No one has yet mentioned the horrifying downside of Al Gore's having transferred his campaign headquarters from Washington to Nashville: Being "back home" in Tennessee only gives him that many more excuses to ponder his increasingly mythopoeic roots. True to form, while cutting the ribbon on his new Nashville headquarters on Oct. 6, the vice president waxed nostalgic. According to Ceci Connolly's account in the Washington Post, Gore told the audience that his "mother Pauline, celebrating her 87th birthday today, was raised at a time when 'poor girls were not supposed to dream.'" And when, exactly was that?
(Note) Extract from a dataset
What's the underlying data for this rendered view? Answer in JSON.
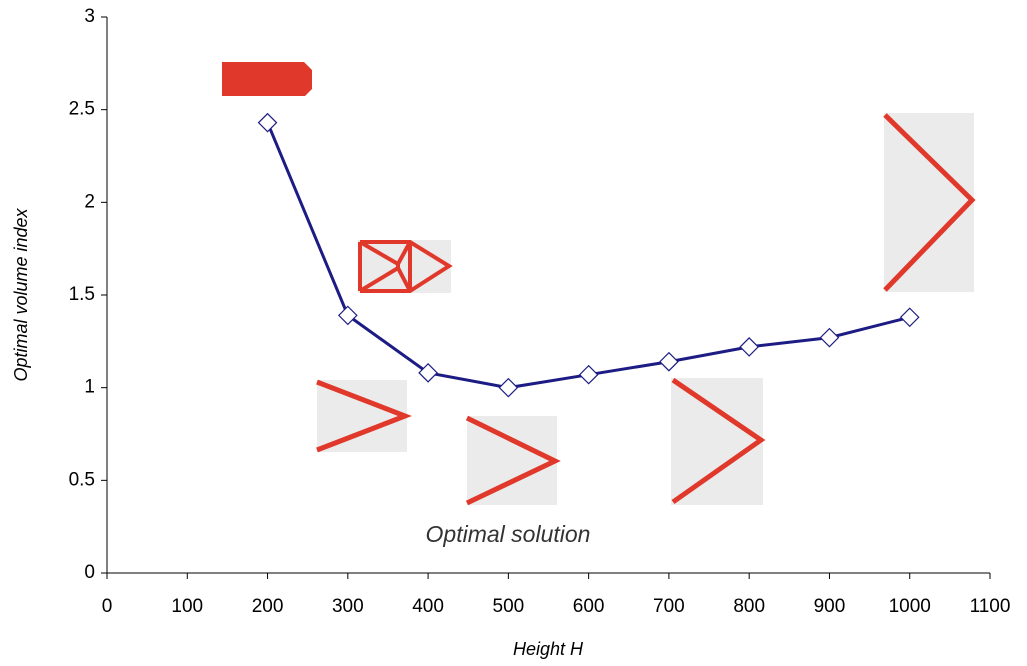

Reader Herbert J. Boothroyd of Weston, Mass., alerted THE SCRAPBOOK to an even more poignant version of this uplifting parable. According to the Weston Town Crier, when Gore was in Massachusetts in September, he related "the story of his mother's journey from a poor rural town in Tennessee to Nashville, where Mrs. Gore -- now 86 years old -- earned a law degree while waiting tables for 25 cent tips. It was during a time when women didn't even have the right to vote."

And when exactly was that? Gore's own state of Tennessee approved women's suffrage in August 1920, 79 years ago. So not only was Gore's mother an uppity dreamer, she must have been an exceptionally precocious law student, too. About eight years old.